To do this [sing a tune back] you surely need to be able to know the intervals in the tune you have just heard and then replay it back with your voice.
I don't think "knowing" these intervals in order to sing something back means you know if an interval is, e.g., a major or a minor third. When you sing something, you're just mimicking something you already know. There's not necessarily any true "knowledge" here; just ask the countless opera singers that sing for hours in another language without actually knowing how to speak it. They can reproduce the sounds, but they don't fully understand the meaning behind them. The same is true here.
But there's an added wrinkle: intervallic ear training is problematic because it's teaching you intervals within a very specific functional context.
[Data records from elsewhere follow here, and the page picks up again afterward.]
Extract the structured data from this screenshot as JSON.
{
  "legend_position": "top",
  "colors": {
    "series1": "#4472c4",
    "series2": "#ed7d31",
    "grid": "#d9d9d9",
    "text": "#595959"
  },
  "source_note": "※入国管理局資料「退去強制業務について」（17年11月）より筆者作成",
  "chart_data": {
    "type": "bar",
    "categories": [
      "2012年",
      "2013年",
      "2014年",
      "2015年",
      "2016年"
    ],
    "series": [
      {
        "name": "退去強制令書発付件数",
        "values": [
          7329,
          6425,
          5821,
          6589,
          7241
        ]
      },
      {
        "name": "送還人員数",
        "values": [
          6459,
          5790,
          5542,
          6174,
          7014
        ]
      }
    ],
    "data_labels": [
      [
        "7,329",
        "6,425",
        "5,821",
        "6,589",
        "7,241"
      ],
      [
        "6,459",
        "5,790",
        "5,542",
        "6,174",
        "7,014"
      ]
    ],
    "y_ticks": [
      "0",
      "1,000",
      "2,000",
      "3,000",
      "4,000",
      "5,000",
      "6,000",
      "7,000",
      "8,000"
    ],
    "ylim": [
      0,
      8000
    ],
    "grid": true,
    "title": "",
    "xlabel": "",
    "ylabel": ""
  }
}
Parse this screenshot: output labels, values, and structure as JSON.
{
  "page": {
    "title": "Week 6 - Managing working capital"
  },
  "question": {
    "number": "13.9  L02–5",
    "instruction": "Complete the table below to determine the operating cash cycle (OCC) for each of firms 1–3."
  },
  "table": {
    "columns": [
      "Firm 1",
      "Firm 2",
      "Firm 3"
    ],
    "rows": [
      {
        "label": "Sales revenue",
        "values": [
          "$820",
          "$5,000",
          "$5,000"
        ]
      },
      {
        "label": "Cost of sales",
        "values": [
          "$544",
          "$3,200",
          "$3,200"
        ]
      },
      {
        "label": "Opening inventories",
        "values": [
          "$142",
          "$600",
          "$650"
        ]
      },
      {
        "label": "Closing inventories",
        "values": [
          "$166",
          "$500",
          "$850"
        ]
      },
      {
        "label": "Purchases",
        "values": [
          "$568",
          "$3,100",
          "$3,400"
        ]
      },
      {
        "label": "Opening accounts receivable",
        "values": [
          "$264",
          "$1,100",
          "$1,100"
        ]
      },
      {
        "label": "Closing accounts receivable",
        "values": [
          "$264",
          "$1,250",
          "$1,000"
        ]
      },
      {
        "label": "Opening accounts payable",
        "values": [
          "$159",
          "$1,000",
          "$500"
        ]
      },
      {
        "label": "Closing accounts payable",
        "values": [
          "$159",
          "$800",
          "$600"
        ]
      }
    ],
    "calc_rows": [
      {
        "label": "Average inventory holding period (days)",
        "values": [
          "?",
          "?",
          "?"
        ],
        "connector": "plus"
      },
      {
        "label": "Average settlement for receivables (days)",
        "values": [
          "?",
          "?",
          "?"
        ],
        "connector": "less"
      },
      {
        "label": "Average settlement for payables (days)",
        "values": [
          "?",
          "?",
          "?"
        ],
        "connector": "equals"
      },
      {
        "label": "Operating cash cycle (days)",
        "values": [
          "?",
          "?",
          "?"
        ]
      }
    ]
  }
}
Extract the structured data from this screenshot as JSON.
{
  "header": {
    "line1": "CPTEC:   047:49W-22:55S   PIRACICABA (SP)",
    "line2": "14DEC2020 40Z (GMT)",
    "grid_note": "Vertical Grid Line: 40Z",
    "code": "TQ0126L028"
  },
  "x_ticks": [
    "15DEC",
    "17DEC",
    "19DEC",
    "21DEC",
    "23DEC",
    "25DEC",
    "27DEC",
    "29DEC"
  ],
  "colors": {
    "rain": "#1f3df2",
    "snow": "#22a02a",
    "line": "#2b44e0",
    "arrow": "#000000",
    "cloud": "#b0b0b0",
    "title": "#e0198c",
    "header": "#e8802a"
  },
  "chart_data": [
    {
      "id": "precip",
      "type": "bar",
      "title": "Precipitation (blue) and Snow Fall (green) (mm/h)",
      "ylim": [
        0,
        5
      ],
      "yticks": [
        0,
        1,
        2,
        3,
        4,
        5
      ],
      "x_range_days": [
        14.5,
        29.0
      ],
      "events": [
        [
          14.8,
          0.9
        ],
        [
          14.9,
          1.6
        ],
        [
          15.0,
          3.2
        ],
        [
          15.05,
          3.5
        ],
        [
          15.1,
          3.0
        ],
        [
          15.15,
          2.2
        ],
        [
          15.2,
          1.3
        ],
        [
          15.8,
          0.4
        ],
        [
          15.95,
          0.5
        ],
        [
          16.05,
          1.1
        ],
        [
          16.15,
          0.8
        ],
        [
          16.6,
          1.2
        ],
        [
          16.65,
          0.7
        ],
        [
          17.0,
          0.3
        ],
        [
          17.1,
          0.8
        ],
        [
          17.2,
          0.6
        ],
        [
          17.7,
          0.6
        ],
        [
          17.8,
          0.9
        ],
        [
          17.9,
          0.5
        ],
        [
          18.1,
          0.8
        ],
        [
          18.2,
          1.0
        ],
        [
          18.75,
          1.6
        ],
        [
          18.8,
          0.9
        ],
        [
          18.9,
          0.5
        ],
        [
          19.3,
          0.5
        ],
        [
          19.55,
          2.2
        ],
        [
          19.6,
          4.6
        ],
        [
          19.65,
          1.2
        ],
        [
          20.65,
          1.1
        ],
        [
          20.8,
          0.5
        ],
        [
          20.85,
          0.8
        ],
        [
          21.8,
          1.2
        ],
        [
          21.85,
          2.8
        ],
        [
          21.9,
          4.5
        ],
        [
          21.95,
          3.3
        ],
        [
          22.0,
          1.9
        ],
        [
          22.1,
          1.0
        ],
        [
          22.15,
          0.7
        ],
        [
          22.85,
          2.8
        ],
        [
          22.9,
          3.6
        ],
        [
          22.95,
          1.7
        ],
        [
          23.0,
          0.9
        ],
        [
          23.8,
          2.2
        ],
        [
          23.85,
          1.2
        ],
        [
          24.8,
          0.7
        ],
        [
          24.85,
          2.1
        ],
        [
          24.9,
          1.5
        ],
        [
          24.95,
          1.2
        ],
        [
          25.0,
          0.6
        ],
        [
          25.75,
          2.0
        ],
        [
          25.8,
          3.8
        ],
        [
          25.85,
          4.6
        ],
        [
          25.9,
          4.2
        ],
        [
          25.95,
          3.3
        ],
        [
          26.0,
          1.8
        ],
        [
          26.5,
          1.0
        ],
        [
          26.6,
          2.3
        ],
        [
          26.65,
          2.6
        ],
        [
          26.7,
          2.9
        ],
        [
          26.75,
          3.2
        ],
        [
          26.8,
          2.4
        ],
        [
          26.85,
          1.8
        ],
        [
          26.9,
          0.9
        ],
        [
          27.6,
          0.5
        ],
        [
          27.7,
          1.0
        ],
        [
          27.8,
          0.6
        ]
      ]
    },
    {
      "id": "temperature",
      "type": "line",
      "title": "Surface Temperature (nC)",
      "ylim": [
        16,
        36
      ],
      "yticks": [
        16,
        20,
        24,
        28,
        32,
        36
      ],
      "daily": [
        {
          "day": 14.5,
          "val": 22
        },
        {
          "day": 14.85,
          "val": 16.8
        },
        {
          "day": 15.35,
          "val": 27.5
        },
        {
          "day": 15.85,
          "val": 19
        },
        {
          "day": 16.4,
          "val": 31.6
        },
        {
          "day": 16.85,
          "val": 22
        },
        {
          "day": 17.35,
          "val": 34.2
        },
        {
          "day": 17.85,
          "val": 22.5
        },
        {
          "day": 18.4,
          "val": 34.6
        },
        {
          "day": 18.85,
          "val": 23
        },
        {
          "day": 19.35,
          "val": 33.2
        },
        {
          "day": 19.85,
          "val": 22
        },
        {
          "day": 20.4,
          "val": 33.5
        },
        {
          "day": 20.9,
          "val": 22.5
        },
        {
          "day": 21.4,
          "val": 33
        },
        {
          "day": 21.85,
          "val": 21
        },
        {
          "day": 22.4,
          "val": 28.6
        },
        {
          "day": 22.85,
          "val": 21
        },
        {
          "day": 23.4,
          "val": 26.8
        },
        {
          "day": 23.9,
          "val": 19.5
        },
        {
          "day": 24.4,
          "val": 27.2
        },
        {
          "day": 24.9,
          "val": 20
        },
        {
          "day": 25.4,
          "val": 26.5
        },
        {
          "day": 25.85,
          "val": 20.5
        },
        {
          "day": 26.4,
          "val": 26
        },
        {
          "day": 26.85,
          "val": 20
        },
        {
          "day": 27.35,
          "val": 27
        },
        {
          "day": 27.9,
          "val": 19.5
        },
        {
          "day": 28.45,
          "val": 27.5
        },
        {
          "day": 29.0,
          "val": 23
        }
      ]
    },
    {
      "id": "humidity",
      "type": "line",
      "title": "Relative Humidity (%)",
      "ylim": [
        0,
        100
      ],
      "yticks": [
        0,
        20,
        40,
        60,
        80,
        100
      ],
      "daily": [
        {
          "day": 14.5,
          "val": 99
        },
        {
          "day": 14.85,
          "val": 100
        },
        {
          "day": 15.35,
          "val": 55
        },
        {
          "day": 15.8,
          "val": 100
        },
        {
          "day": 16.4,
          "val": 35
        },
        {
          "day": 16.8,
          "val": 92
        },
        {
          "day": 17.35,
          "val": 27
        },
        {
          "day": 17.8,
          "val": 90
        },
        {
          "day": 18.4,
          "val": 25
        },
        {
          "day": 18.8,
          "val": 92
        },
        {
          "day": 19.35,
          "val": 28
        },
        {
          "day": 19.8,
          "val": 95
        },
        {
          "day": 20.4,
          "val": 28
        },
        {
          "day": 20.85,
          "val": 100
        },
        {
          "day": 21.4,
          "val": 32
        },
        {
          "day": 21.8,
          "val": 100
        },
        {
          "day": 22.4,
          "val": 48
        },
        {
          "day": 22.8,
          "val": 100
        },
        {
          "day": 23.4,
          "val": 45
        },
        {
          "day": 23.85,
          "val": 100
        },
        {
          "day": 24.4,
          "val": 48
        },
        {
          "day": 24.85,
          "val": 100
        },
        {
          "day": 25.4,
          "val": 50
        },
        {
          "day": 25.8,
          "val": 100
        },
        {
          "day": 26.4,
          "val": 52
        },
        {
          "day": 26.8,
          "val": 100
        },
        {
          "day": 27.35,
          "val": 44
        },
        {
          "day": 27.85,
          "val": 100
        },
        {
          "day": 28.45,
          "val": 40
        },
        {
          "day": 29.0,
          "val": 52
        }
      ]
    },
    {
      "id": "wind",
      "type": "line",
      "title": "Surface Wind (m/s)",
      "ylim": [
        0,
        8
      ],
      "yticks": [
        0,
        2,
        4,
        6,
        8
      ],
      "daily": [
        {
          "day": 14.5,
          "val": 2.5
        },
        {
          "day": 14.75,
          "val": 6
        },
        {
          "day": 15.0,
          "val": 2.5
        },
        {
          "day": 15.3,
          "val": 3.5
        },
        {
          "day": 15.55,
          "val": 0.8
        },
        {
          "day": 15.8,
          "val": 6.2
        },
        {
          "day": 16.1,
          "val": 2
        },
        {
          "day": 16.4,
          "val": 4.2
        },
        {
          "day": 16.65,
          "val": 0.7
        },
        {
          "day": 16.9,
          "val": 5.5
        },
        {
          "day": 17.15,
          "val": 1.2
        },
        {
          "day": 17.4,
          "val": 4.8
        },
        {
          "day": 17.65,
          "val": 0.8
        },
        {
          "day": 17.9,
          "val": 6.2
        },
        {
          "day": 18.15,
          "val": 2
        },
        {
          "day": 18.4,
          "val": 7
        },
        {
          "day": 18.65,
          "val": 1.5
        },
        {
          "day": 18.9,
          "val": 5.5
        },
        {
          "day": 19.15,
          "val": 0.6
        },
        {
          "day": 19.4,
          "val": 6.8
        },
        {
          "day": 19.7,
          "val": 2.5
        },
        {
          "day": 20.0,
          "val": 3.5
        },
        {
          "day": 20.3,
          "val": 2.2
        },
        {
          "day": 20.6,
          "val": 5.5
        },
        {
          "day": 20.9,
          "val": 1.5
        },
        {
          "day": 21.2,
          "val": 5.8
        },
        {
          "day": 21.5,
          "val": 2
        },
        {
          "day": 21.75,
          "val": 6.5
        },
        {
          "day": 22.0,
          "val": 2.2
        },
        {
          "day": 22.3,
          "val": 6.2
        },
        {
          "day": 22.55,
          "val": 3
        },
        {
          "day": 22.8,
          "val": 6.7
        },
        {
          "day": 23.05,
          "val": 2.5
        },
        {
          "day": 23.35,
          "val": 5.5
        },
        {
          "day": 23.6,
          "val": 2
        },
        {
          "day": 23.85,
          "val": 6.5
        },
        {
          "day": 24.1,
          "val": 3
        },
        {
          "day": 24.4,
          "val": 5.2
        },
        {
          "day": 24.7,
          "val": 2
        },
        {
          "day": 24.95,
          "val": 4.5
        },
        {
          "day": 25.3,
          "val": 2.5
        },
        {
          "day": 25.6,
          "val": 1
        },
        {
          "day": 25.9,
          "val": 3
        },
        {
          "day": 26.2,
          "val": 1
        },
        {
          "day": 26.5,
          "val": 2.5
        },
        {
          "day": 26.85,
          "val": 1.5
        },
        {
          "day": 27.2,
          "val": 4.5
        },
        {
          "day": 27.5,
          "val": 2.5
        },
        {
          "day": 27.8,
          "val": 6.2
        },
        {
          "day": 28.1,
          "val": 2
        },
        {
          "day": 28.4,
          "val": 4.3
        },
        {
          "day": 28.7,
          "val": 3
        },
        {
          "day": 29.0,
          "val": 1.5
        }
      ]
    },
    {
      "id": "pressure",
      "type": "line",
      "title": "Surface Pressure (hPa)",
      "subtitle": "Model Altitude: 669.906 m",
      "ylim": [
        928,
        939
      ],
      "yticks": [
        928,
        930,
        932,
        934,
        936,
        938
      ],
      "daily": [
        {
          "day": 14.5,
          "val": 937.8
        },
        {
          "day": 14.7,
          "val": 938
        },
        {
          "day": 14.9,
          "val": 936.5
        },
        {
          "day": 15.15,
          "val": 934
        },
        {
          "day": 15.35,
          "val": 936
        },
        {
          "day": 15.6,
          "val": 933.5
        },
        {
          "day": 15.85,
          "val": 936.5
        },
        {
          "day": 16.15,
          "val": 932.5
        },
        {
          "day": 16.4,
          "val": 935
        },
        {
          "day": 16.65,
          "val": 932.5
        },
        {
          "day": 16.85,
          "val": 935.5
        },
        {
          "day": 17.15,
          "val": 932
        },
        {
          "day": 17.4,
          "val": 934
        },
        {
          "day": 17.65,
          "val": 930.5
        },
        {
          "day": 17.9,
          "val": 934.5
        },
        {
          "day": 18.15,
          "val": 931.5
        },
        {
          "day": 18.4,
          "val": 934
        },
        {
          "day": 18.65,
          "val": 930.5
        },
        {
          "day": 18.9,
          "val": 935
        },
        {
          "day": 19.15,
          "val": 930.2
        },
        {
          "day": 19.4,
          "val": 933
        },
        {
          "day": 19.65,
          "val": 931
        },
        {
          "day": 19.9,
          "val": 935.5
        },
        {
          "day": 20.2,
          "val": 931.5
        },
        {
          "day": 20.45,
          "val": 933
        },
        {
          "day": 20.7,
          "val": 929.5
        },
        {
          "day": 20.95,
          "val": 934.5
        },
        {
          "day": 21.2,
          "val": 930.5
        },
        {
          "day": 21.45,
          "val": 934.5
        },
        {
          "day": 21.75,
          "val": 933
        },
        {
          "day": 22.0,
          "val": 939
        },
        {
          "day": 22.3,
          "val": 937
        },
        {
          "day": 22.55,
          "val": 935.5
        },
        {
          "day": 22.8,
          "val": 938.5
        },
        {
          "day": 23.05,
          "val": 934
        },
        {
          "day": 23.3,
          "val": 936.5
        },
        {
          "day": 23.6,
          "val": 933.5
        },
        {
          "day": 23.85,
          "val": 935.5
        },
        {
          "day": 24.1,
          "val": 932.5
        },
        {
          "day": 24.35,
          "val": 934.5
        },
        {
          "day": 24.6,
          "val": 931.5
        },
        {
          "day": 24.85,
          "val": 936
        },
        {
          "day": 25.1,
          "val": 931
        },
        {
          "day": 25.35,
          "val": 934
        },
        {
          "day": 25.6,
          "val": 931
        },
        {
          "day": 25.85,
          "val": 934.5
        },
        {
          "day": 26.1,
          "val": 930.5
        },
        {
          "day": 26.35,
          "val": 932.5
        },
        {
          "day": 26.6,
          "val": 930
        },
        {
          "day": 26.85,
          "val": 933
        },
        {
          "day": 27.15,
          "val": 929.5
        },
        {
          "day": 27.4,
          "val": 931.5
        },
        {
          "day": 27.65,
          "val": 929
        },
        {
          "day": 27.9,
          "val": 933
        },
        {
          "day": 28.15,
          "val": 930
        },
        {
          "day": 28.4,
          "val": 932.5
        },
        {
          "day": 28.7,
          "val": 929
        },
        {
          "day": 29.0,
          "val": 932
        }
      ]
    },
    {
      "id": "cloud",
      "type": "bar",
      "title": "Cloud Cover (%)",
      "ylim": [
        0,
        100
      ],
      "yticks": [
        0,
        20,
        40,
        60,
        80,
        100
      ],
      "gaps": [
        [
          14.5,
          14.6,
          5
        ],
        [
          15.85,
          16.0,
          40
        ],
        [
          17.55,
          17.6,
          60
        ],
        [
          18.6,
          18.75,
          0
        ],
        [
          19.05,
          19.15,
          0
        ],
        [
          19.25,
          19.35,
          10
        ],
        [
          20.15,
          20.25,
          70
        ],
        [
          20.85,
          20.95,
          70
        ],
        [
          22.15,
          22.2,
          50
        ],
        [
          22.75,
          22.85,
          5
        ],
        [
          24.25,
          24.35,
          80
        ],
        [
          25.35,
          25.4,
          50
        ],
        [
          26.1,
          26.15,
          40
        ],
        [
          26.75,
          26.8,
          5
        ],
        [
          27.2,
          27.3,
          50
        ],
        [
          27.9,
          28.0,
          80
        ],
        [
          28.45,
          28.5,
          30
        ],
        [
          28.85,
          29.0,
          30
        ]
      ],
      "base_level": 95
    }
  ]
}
People use "Somewhere Over the Rainbow" as an ascending octave, but it's really an ascending octave from scale-degree 1 up to another scale-degree 1. If you're singing scale-degree 3, thinking of "Somewhere Over the Rainbow" won't always be helpful; you may well sing up to scale-degree 1 (a minor sixth), not an octave up to scale-degree 3.
As another example, people can know what a major second is (it begins "Happy Birthday"), but they may only be able to recognize it accurately when it's between scale-degrees 5 and 6 in major (as it is in that tune). They'll likely have some problems hearing—and definitely creating without prior reference—that same major second between scale-degrees 3 and ♯4.